What do you think the future of fine art, and university fine art courses, will be like?
It’s very difficult to crystal ball gaze. But I think what has changed, and will further change, is the nature of that openness within Fine Art I mentioned. For example, how practices connect to the social environment, identities and also climate crisis etc., are clearly so important for the agenda. I feel within artists’ work out there in the world this is still being worked through. It has had, for all good intentions, mixed results so far: the worst examples might simply state the obvious or proselytise, while others can be surprising, inventive and so forth.
The other side of the coin is the burgeoning growth of the art world as a global commercial enterprise. This throws up a huge amount of artworks now literally every second as social media has democratised practices and their outlets to a greater degree. So students are already met with an increasingly dizzying array of online styles and quality, which makes it important that they can make decisions, qualitative and intellectually, about what they are receiving. How these issues will pan out it’s hard to say but each will have a role in shaping and informing the content of courses. But I do hope, within these changing conditions, the cultural openness of Fine Art can be fostered in new ways.
What’s the most interesting thing you get to do in your role?
To engage with other people’s research. Whether this is student’s ongoing PhD research/practice, or working with other research groups (such as the French Reseau Peinture group with whom I have collaborated on several occasions).
How does any work you do outside the university tie in with your work at ARU?
I would say it all does. Ultimately I am dealing with the same basic problems as my research students: It is practice-based research, with its associated questions around how to proceed, what dimension to explore, where is it going, what are the findings, etc.? I’m interested, as most practitioners are, in the instinctive relationship to forming materials: the hunches, failures, detours; whether this is drafting an article, making a painting, a piece of music, a video, or whatever.
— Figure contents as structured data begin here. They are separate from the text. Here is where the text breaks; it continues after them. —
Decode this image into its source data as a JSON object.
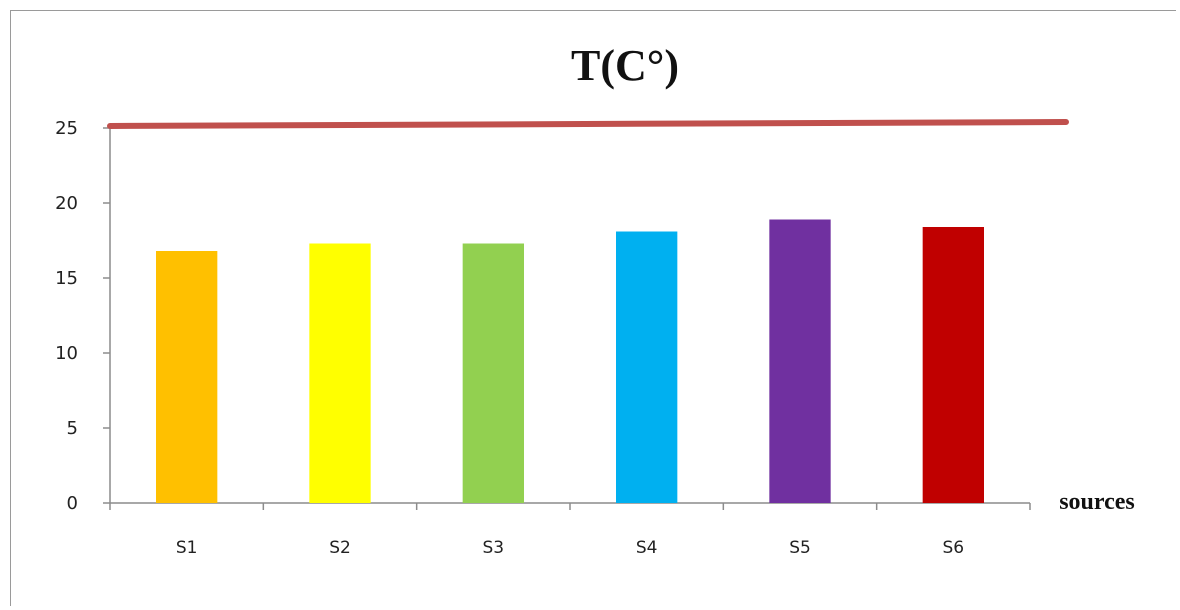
{
  "chart_data": {
    "type": "bar",
    "title": "T(C°)",
    "xlabel": "sources",
    "ylabel": "",
    "ylim": [
      0,
      25
    ],
    "yticks": [
      0,
      5,
      10,
      15,
      20,
      25
    ],
    "categories": [
      "S1",
      "S2",
      "S3",
      "S4",
      "S5",
      "S6"
    ],
    "values": [
      16.8,
      17.3,
      17.3,
      18.1,
      18.9,
      18.4
    ],
    "bar_colors": [
      "#FFC000",
      "#FFFF00",
      "#92D050",
      "#00B0F0",
      "#7030A0",
      "#C00000"
    ],
    "reference_line": {
      "value": 25.2,
      "color": "#C0504D"
    },
    "grid": false,
    "legend": "none"
  }
}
Having experience in this arena can help others struggling with the same issues, particularly within the somewhat formalized conventions of the PhD.
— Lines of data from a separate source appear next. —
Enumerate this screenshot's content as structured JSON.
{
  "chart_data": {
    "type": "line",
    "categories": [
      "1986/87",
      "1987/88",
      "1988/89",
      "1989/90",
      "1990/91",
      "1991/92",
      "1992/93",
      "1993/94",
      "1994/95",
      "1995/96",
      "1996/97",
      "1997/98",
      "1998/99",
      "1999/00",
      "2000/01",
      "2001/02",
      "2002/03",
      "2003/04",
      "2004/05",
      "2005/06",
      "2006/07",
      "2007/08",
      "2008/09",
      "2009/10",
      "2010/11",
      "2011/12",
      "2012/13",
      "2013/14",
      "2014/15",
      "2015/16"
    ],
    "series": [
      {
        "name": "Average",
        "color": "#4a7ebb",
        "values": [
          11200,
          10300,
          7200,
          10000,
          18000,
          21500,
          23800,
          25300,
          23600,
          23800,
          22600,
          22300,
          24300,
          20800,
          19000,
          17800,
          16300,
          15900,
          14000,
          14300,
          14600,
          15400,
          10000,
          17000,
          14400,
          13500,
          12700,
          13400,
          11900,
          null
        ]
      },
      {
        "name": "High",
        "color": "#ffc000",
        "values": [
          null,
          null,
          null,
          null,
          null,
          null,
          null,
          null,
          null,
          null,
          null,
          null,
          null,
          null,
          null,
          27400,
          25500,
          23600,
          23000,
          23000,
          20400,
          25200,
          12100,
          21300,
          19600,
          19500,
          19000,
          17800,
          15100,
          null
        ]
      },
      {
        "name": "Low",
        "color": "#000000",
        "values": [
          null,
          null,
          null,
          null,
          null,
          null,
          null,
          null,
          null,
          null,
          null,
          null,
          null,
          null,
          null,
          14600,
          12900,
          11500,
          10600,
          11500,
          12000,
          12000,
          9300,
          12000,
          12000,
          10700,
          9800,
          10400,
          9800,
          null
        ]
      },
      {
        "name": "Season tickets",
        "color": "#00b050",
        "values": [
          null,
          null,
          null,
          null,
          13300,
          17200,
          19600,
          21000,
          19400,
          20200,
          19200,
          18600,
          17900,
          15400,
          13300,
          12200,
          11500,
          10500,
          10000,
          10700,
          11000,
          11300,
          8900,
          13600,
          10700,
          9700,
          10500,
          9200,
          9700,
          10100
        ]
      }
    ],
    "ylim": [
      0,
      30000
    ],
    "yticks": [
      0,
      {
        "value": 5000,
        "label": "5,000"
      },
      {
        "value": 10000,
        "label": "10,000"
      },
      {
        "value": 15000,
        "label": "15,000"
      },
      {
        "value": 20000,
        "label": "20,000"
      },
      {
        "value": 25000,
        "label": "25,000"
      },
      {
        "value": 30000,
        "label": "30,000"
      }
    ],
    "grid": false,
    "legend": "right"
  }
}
Tell us one thing about Cambridge that other people might not know...
Well I’m afraid I have no top secret tips here. But I think, although world famous, the huge scope of the University collections in Cambridge should be taken advantage of, and hold some surprising things. One example might be, from my personal experience, the discovery of a set of ritual masks from the Temple of Artemis in Sparta (excavated in 1911) that are in the Museum of Classical Archaeology. They hadn’t been shown for years (some are now currently on display – but I had the luck to be shown the whole collection then in storage). These masks and also earlier pottery fragments are thought to be part of a sacrificial ritual that was undertaken at the temple, later encouraging the Romans to build an amphitheatre to view.
The strange historical narratives surrounding these objects are just one example of the often astonishing exhibits within the Cambridge collections, not just Kettle’s Yard or the Fitzwilliam, that are really important to check out. Not to mention the University of Cambridge Library’s collections of rare books and illuminated manuscripts, which is also a must: some extraordinary images can be seen there.